GSA’s 18F applies private-sector innovation to government

By Jason Fornicola Federal News Radio

As part of its effort to create a 21st century government, the General Services Administration’s 18F program serves as a way for proven practices within the private sector to be applied to agencies. “18F, at its core, is a way to build and deliver technology within the federal government,” Andrew McMahon, senior adviser to the administrator at GSA, told Federal News Radio’s Agency of the Month radio show. radio show. “The focus is on user-centric technology and also is trying to apply agile methodologies and the lean startup methodology into government.”

Courtesy of GSA

McMahon says the office has two goals. “The first of which is to build successful user-centered technology and the second of which is to do just that, prove agile and lean can work in the federal government,” McMahon continued. While new to the public, the program has been in development for about 18 months with a name that references GSA’s headquarters located at 1800 F Street in Washington.

“We’ve been working on this idea of bringing in a talented group of both technologists, product folks, design, user experience – people who really understand how to solve problems on the technology end and really have applied them to the private sector – bring them into government and see if the can tackle kind of three big problems in government,” McMahon said. “The first of which was paperless and working on digital forms in government, the second was single sign- on and the third of which was trying to lower the overhead of the federal government.”

According to 18F Co-founder and Senior Team Lead Greg Godbout, several agencies including the Small Business Administration and the departments of Commerce and State, have utilized the program’s services. He expects that number to increase as new products are developed. “As we grow into the new products that we’re going to work in – there’s roughly four products that I can’t talk about yet because the ink’s not dry – but they would bring us into about 10 different agencies across the four that we would regularly work with.” So far, 18F has been well-received by agency customers. “To date it’s been really positive, especially for the agencies that really understand what we’re trying to do from an agile and lean perspective,” McMahon said.

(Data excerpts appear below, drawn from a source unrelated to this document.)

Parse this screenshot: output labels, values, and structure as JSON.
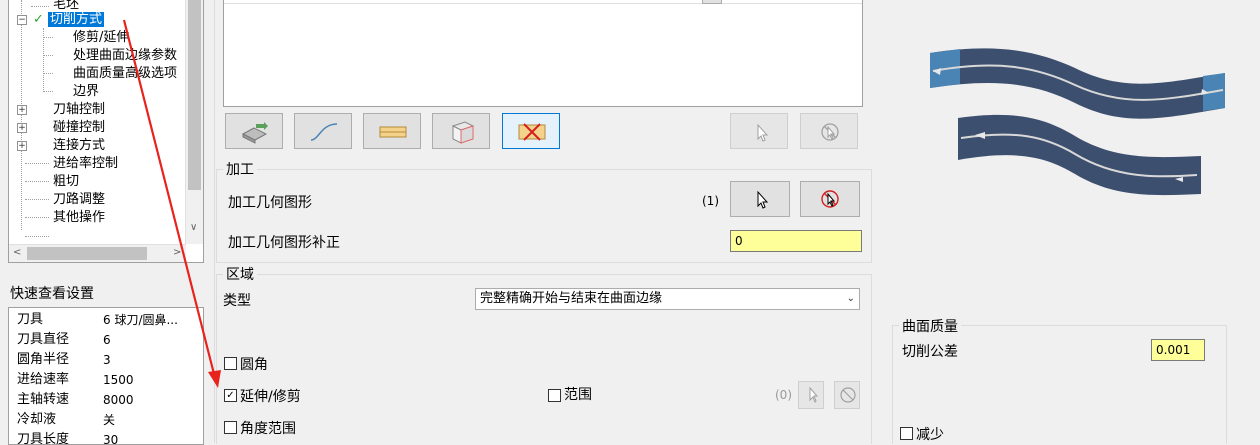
{
  "tree": {
    "items": [
      {
        "label": "毛坯",
        "level": 1
      },
      {
        "label": "切削方式",
        "level": 0,
        "selected": true,
        "checked": true,
        "expanded": true
      },
      {
        "label": "修剪/延伸",
        "level": 1
      },
      {
        "label": "处理曲面边缘参数",
        "level": 1
      },
      {
        "label": "曲面质量高级选项",
        "level": 1
      },
      {
        "label": "边界",
        "level": 1
      },
      {
        "label": "刀轴控制",
        "level": 0,
        "expandable": true
      },
      {
        "label": "碰撞控制",
        "level": 0,
        "expandable": true
      },
      {
        "label": "连接方式",
        "level": 0,
        "expandable": true
      },
      {
        "label": "进给率控制",
        "level": 0
      },
      {
        "label": "粗切",
        "level": 0
      },
      {
        "label": "刀路调整",
        "level": 0
      },
      {
        "label": "其他操作",
        "level": 0
      }
    ]
  },
  "quick_view": {
    "title": "快速查看设置",
    "rows": [
      {
        "key": "刀具",
        "value": "6 球刀/圆鼻..."
      },
      {
        "key": "刀具直径",
        "value": "6"
      },
      {
        "key": "圆角半径",
        "value": "3"
      },
      {
        "key": "进给速率",
        "value": "1500"
      },
      {
        "key": "主轴转速",
        "value": "8000"
      },
      {
        "key": "冷却液",
        "value": "关"
      },
      {
        "key": "刀具长度",
        "value": "30"
      }
    ]
  },
  "machining": {
    "title": "加工",
    "geometry_label": "加工几何图形",
    "geometry_count": "(1)",
    "offset_label": "加工几何图形补正",
    "offset_value": "0"
  },
  "region": {
    "title": "区域",
    "type_label": "类型",
    "type_value": "完整精确开始与结束在曲面边缘",
    "fillet_label": "圆角",
    "extend_label": "延伸/修剪",
    "range_label": "范围",
    "range_count": "(0)",
    "angle_label": "角度范围"
  },
  "surface_quality": {
    "title": "曲面质量",
    "tolerance_label": "切削公差",
    "tolerance_value": "0.001",
    "reduce_label": "减少"
  },
  "colors": {
    "preview_path": "#3d4f6e",
    "preview_end": "#4a84b5",
    "selection": "#0078d7",
    "annotation_arrow": "#e8231e"
  }
}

“Agencies really want to find a way in which they can build quickly, learn from what they’ve built by going out to the user and testing it with the user and iterating that on a consistent basis.” Depending on agency need, 18F can provide basic support or do the bulk of the work. “What we are essentially providing is some support and, in some senses, we’re coming in and actually building for them, obviously, with them leading the project and being the funders of the project, we’ve gone in and helped them do that,” according to McMahon. “But really what we’re doing is essentially providing a core capacity from a human capital perspective.”

McMahon’s main message to other agencies is that 18F is “open for business” and ready to help solve problems. “If an agency has a project that they’d like to build a technology solution to meet citizen or public needs, 18F can go and help,” McMahon said. “And so it’s grown out of, essentially, both a desire for GSA to grow its technology business, but also a need on the agency side to have strong human capital within the government that can partner with other agencies to do this work.”